Sundays are for ordering a Steam Deck and getting quite excited about its arrival. Before you track its delivery, let’s read this week’s best writing about games (and game related things).
Over on Games Industry.biz, Marie Dealessandri wrote about how to design autistic-friendly games. Dealessandri talks to Changingday’s founders Nick and Alison Lang about the making of a VR title made with autistic players in mind.
“We have a function where the player has a smartwatch so that if they become over-stimulated they can hit this smartwatch and it takes you straight out of the game to a nice relaxing space where they can calm down,” Nick says. “And there they’ll also find an accessibility menu where they can fine-tune the game, the colours, the sounds. And then they hit the smartwatch, they go straight back into the game where they left off. But only when they’re ready to do that. And they dictate the pace of it. It’s up to them, they’re in control of what happens.”
Sherif Saed wrote a post for VG247 on Call Of Duty’s tech being wasted on Call Of Duty. Warzone 2 Season 2 turns back the clock, getting rid of sweeping changes and reverting things back to how they were in Warzone. Saed argues that COD’s ever-evolving tech is tied to a series that refuses to change.
It would be disingenuous to say Call of Duty hasn’t changed in a decade, what with all the battle royale iterations, Tarkov-lite DMZ mode, open-world co-op, and so on. But the moment you dig deeper and start actually playing all that, you’ll find that all these experimental spokes are simply different pockets in which more of the same Call of Duty gameplay exists. It’s like using a pan without washing it, over and over again; sure, you’re cooking a steak now, but it smells and tastes like orange syrup and caramel from the morning’s pancake cookout.
On Insider, Kieran Press-Reynolds wrote about spending a night on TikTok Live and discovering a strange wasteland. Press-Reynolds wades into TikTok’s largely unregulated cesspit and the algorithm serves up some interesting subgenres.

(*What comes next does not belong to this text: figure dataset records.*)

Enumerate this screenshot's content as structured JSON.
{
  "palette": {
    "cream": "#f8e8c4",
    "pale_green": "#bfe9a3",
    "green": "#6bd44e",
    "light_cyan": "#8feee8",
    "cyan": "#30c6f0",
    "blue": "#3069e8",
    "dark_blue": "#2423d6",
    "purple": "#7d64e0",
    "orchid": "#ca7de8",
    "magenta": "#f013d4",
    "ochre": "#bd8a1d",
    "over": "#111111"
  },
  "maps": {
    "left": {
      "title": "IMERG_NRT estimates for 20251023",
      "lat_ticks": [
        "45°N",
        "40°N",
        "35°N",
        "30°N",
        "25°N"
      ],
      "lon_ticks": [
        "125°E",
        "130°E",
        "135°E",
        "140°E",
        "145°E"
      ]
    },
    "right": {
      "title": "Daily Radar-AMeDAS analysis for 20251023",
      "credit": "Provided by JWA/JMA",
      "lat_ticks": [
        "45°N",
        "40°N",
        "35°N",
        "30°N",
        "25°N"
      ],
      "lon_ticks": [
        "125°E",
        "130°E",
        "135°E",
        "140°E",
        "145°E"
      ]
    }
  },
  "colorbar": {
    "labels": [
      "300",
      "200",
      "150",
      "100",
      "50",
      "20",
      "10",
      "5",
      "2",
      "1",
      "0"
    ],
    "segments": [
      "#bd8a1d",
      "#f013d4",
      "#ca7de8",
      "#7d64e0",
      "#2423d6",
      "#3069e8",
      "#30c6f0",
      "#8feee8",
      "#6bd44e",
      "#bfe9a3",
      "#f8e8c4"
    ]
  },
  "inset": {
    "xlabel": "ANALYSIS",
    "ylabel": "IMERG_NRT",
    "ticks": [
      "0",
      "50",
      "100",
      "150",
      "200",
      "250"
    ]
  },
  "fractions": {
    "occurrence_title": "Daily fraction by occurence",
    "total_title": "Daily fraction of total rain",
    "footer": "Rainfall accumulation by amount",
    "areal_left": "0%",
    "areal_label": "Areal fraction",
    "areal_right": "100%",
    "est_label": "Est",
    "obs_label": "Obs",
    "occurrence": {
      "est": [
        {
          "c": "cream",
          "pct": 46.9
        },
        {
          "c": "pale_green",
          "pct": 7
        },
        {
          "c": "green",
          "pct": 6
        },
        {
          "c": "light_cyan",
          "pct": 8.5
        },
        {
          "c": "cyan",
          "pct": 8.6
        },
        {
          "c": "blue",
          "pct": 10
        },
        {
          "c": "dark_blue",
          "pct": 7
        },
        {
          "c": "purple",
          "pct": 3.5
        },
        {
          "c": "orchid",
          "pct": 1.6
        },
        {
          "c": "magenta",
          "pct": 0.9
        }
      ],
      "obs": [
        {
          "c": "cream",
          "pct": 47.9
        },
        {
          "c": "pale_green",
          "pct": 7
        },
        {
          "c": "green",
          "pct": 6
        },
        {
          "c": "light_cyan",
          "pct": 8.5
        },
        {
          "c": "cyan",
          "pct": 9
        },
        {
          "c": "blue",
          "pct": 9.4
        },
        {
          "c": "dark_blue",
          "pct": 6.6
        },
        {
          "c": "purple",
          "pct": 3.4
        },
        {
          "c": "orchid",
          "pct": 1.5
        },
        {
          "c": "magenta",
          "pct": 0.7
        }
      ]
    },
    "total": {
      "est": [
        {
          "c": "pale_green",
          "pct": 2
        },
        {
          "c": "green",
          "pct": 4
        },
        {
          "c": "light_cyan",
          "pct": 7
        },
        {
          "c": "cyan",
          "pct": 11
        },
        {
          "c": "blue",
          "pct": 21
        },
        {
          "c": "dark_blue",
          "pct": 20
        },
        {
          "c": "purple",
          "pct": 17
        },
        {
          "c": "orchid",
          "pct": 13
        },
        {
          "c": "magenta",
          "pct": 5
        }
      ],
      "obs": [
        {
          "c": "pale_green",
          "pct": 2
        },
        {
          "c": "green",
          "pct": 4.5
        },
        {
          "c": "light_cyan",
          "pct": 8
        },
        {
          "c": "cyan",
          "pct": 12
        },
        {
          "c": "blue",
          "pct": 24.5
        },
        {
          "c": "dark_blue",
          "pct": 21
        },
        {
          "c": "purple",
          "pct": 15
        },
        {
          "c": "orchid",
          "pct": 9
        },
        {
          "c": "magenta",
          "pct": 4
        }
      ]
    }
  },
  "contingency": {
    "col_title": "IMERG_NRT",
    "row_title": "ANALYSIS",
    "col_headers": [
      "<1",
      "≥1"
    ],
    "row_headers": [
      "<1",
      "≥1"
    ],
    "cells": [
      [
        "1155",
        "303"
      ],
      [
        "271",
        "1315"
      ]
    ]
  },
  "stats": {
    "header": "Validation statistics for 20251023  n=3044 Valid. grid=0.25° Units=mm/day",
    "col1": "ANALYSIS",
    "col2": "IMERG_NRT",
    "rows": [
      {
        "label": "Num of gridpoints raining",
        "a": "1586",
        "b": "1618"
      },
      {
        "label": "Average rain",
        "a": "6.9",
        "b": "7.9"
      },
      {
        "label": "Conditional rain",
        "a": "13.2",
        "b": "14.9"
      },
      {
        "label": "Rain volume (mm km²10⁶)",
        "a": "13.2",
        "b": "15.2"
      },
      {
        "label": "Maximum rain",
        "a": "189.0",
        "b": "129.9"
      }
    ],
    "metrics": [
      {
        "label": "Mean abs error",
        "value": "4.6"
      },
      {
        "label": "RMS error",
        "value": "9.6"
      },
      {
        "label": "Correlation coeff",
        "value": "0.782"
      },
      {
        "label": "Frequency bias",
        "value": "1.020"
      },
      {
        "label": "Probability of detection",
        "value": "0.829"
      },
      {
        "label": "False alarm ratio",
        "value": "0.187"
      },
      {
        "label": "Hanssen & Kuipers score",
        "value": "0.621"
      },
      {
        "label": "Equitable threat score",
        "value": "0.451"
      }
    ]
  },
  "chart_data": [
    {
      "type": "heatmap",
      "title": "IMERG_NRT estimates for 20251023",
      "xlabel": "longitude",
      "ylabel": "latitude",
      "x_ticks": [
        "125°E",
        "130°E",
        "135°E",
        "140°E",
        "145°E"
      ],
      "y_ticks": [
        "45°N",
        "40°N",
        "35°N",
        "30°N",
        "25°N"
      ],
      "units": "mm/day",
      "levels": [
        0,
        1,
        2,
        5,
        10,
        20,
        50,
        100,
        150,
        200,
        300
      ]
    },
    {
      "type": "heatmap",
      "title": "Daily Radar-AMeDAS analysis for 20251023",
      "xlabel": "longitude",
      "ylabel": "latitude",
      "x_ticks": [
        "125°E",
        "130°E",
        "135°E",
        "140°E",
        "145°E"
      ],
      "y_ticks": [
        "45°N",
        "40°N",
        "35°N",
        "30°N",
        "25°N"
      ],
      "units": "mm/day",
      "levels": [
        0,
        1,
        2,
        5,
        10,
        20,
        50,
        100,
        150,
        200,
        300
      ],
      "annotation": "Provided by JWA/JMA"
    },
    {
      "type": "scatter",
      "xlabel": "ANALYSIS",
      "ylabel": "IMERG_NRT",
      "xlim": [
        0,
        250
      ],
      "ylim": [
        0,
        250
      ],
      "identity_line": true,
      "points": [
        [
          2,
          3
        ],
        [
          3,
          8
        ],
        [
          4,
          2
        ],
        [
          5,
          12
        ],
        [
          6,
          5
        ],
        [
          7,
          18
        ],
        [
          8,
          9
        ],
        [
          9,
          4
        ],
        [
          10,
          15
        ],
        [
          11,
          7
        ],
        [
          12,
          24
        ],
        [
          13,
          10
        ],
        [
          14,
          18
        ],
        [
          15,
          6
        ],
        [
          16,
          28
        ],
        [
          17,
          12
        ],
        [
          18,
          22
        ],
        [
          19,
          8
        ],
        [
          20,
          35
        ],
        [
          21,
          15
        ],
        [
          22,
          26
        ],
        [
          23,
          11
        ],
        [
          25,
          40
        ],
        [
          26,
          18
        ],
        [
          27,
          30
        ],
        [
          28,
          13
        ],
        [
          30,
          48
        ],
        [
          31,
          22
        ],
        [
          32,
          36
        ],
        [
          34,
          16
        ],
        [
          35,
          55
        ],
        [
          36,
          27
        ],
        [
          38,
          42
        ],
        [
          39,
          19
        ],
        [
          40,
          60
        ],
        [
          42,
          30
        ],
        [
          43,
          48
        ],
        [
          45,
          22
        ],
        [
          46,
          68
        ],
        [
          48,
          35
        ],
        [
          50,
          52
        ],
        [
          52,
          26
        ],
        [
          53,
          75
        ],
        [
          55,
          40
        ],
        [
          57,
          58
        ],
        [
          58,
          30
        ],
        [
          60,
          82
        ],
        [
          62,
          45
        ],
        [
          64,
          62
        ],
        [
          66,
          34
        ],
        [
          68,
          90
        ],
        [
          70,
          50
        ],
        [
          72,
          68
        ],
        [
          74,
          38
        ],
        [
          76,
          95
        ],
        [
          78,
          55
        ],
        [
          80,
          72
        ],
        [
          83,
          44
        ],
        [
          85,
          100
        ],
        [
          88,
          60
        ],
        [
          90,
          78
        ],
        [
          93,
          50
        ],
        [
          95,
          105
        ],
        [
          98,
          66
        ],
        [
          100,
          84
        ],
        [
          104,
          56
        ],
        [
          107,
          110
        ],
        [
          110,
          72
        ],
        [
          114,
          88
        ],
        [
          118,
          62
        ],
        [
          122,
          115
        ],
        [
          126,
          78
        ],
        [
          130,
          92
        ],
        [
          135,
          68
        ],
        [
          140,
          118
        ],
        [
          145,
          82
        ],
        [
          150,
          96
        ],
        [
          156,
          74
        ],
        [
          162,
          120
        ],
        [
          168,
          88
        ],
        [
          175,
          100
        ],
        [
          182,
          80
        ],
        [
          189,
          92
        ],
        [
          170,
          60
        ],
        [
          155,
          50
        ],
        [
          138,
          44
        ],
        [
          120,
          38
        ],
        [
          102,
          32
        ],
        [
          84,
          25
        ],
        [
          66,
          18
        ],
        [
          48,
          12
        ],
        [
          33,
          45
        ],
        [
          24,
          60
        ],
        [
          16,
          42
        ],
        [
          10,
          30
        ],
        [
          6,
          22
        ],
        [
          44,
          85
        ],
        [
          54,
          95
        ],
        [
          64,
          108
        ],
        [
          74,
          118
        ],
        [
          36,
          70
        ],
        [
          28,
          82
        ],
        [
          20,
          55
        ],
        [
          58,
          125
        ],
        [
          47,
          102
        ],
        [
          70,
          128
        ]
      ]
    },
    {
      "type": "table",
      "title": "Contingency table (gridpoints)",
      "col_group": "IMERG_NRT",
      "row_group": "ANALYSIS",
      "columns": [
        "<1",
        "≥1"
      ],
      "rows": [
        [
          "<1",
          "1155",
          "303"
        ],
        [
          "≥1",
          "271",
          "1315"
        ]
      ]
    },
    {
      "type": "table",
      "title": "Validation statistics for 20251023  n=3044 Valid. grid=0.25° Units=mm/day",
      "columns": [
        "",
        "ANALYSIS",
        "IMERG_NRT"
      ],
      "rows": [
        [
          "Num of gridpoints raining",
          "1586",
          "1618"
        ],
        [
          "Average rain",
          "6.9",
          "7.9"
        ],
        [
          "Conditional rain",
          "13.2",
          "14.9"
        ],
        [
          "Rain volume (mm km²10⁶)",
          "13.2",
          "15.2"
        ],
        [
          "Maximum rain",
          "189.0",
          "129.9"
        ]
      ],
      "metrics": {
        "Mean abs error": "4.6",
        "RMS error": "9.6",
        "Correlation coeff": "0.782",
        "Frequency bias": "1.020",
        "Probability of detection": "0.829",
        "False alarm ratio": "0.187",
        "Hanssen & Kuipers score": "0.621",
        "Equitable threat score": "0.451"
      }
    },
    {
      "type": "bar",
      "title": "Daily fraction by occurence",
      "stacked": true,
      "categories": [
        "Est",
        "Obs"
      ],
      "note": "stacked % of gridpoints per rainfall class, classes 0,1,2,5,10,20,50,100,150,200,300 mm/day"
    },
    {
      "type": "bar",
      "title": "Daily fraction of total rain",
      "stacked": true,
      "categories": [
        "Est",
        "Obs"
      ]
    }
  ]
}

Next up was a stream of a man pretending to be a robot. Waving mechanically at the camera, he performed various tasks (like saying “daddy,” “mommy,” or slapping himself) depending on the gift size. Whoever donated the largest gift would make him perform a “big punishment.” I wasn’t quite sure what that meant, but the vagueness of the term felt ominous, inviting you to fill in the gap with your most alarming imaginations. Commenters accused the stream of being a scam and warned newcomers that he wasn’t actually a real robot. (Roleplaying seemed to be a mainstay of late-night streaming.
For Defector, Soraya Roberts argues that AI art only looks like art if you don’t care. Interesting snippets from folks that express what an AI’s creative process lacks.
I thought of these photos when I read about The Decemberists lead singer Colin Meloy using the ChatGPT bot to AI-construct a facsimile of a Meloy composition, including cords. The result was “Sailor’s Song,” which, according to the musician is, “What someone might think a Decemberists song sounded like if they’d skimmed a few reviews, observed some fairly skin-deep Twitter hot takes.” Meloy himself noted this went beyond the repeated or missing bits and the mistakes. “It has data, it has information, but it has no intuition,” he wrote. “So much of songwriting, of writing writing, of creating, comes down to the creator’s intuition, the subtle changes that aren’t written as a rule anywhere—you just know it to be right, to be true.”
That’s it for this week folks, have a great weekend!